Non sono così persuaso che nel medio termine la scelta di guardare da una parte o dall’atra sia la soluzione più appropriata. Se non si romperà a stretto giro il patto che ha legato i partiti di centrodestra a una buona fetta dell’elettorato sarà evidente che l’unica scelta possibile è offrire al paese un’alternativa che tenga conto dei diversi punti di vista presenti oggi nell’area molto variegata che si oppone al centrodestra.

Eppure una posizione verrà presa, e i nomi che si fanno come possibili leader dem la pensano in maniera molto diversa. Troveranno un accordo?

Il Pd è di fronte a un bivio: o coltiva una nicchia molto ben definita dell’elettorato di sinistra urbano, prevalentemente collocato nel settore pubblico con un’enfasi molto forte su ecologia e diritti, peraltro argomenti cari alla sinistra, soprattutto quella giovanile. Oppure deve avere abbastanza creatività per trovare una leadership sufficientemente capace di dialogare con tutti quelli che sono contrari al centrodestra.

Insomma, o un Pd alla Elly Schlein o uno alla Stefano Bonaccini, giusto?

Non voglio fare nomi, mi limito a osservare la situazione. Le uniche due fasi nelle quali si è intravista una possibilità di un Pd espansivo sono state le elezioni del 2008 con la campagna elettorale di Veltroni e le Europee 2014 nelle quali per pochissimo tempo Renzi è sembrato parlare a pezzi di società diversi rispetto a quelli che hanno sempre votato lealmente per il Pd.

E che però a questo giro sembrano aver voltato le spalle al partito, visto il calo di voti in termini assoluti rispetto al 2018.

Questa volta le elezioni sono state giocate sull’identità di essere partito responsabile, di sinistra, molto impegnato sulla difesa dei diritti civili. La mia impressione è che, da un lato, questa strategia potrebbe essere lungimirante, perché attraente verso elettori giovani e persuasi da questi temi; dall’altro, credo che questo spazio non sia così largo come si immagina. Lo è magari nella grandi città e nelle aree molto sviluppate, ma basta uscire da queste zone per capire che una strategia di questo tipo non è così efficace.

Pensa che dopo il Congresso possa riprendere in ogni caso il dialogo con i Cinque Stelle?

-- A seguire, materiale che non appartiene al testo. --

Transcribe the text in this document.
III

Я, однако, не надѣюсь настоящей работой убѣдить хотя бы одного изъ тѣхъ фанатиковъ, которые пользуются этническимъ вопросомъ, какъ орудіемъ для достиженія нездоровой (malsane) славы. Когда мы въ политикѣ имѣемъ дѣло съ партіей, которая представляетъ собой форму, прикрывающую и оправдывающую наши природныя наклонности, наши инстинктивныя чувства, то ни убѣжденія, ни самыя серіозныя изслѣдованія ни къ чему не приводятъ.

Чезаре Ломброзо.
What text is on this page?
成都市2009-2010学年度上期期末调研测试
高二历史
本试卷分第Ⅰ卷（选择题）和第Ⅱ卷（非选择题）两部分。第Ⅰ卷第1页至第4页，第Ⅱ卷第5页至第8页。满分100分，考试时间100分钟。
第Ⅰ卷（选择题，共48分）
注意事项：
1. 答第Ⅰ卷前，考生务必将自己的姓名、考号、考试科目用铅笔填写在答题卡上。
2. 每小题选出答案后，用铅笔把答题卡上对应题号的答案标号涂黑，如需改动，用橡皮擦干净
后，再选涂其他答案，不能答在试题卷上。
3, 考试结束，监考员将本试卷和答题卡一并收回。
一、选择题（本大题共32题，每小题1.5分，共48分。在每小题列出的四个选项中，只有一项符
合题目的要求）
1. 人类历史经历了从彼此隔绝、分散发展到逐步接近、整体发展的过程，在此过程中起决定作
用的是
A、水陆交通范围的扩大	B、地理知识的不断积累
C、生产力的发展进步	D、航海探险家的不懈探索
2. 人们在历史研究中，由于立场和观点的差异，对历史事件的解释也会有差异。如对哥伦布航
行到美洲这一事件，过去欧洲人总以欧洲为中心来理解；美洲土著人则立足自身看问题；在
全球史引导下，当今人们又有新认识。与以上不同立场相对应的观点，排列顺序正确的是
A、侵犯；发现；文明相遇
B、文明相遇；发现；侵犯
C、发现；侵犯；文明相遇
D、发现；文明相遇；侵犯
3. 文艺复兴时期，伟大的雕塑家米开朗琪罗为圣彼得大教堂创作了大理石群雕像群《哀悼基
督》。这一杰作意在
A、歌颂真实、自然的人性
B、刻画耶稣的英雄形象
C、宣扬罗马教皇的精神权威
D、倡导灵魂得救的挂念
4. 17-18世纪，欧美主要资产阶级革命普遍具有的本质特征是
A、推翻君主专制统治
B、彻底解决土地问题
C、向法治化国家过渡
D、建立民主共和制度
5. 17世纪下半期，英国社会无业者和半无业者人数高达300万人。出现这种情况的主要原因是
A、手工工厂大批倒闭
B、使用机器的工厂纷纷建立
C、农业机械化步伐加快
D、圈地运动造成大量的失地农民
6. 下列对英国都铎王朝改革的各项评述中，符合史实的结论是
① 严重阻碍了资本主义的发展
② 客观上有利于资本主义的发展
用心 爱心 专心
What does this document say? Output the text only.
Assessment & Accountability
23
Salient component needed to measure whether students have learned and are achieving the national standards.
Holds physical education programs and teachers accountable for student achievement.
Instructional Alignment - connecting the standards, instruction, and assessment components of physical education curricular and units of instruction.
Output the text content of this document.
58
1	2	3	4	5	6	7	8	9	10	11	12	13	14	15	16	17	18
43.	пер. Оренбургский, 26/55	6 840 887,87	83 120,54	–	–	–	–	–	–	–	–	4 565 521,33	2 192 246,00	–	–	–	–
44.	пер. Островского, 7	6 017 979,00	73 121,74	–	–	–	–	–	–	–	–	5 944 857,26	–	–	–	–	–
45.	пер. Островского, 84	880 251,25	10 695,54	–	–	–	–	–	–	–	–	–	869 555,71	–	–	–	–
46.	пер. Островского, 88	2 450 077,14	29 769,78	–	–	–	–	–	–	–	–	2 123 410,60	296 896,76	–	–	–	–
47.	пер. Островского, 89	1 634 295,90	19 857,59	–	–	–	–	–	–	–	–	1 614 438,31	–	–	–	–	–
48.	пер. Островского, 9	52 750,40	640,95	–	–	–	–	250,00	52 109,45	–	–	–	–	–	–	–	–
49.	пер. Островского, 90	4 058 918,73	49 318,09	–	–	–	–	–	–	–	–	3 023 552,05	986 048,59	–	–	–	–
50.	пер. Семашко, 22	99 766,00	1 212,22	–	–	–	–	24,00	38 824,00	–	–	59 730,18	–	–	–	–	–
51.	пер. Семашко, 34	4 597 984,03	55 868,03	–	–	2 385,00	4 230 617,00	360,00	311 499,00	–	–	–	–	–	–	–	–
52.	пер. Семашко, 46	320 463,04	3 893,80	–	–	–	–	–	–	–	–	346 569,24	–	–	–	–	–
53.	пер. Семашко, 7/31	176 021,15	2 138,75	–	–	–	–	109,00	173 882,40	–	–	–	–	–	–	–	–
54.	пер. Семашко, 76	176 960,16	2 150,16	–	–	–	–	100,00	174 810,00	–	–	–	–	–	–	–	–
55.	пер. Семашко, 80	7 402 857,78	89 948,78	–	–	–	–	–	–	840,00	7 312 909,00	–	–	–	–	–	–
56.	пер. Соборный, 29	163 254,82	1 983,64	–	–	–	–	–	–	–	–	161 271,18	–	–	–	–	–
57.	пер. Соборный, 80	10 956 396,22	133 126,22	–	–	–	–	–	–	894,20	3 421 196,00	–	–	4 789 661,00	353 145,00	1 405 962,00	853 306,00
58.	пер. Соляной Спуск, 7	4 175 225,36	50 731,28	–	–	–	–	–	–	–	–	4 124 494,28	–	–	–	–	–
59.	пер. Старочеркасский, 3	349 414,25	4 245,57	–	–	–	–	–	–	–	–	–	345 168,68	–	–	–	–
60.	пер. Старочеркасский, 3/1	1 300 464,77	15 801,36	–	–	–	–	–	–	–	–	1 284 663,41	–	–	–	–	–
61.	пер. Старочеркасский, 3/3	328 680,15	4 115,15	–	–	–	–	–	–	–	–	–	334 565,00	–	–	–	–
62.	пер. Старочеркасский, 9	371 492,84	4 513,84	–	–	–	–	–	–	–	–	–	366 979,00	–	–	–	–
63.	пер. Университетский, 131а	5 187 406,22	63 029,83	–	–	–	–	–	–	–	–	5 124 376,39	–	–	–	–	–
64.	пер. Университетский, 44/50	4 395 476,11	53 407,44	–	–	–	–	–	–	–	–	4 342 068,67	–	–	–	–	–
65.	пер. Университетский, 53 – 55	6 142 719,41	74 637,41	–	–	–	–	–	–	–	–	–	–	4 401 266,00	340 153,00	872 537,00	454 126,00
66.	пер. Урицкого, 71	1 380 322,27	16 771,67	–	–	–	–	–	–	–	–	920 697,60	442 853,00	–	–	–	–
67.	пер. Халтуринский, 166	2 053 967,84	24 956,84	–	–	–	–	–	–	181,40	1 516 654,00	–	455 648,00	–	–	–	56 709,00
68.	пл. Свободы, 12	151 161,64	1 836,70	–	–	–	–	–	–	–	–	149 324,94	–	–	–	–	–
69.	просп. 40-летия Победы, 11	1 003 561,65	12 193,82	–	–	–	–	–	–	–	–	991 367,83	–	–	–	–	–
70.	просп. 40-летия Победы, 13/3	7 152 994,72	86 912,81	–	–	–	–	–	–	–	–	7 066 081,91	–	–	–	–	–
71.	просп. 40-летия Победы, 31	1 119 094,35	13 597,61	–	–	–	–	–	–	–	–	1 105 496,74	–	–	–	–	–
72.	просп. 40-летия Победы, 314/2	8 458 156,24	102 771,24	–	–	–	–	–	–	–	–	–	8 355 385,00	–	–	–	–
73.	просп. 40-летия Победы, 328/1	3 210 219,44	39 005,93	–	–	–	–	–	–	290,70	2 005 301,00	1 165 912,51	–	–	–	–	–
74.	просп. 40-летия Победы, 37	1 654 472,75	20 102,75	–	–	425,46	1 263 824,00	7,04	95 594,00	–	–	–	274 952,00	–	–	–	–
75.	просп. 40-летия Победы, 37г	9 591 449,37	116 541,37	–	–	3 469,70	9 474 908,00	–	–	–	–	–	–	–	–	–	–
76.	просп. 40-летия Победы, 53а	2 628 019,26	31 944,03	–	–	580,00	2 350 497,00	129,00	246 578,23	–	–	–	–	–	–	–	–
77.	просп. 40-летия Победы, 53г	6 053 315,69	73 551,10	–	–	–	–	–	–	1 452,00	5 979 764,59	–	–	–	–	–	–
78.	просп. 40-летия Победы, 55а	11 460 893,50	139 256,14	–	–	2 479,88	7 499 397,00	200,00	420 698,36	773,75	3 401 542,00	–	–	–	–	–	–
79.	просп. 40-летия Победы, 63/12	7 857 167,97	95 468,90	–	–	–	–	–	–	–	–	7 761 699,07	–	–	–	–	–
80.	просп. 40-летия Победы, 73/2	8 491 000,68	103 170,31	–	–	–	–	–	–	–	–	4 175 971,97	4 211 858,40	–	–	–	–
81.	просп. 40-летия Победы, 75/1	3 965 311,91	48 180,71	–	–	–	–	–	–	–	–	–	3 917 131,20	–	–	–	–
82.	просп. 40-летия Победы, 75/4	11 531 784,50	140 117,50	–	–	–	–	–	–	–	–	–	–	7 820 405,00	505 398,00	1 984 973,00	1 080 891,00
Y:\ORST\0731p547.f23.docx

Diciamo che i tempi delle alleanze saranno dettati dalle prossime scadenze elettorali. Da qui a qualche mese sarà ancora più evidente che esiste un blocco elettorale, il centrodestra, con il quale si può competere soltanto alleandosi, e non con una strategia suicida come quella messa in campo in queste elezioni. Penso che questo porterà a sperimentare una strategia comune all’opposizione, ma non prima del Congresso del Pd.

Non è che al Movimento 5 Stelle, vista la rimonta elettorale rispetto alle previsioni, convenga andare in ogni caso per conto proprio?

Il Movimento 5 Stelle è un po’ un’incognita. Conte è riuscito a mobilitare una quota di elettorato potenzialmente astensionista, oltre ai voti di elettori grillini costanti che avevano già votato M5S nel 2018 e 2019. Credo che questo dipenda dall’autorevolezza acquisita da Conte durante la pandemia e da una campagna elettorale basata su reddito di cittadinanza e protezione sociale delle categorie più svantaggiate. Lo svantaggio è che questo elettorato deve essere costantemente motivato e bisognerà capire se Conte sarà in grado di farlo in futuro.

Il progetto di Renzi e Calenda si svilupperò da qui alle Europee 2024, come è nelle loro intenzioni, o si arenerà prima?

Il risultato di Azione e Italia Viva è per certi versi congruente con le loro aspettative. Le nostre stime su nove grandi città, sia al nord che al sud, segnalano che Calenda e Renzi hanno preso circa il 40 per cento di voti dal centrodestra. Ma è evidente che l’obiettivo principale, cioè quello di essere un polo determinante dell’equilibrio complessivo o addirittura vincente, come nel caso di Macron in Francia, è una prospettiva molto lontana dalla realtà. Se il sistema elettorale continuerà ad avere una sufficiente componente maggioritaria, come quello attuale, non vedo come possano continua a mantenere questa posizione.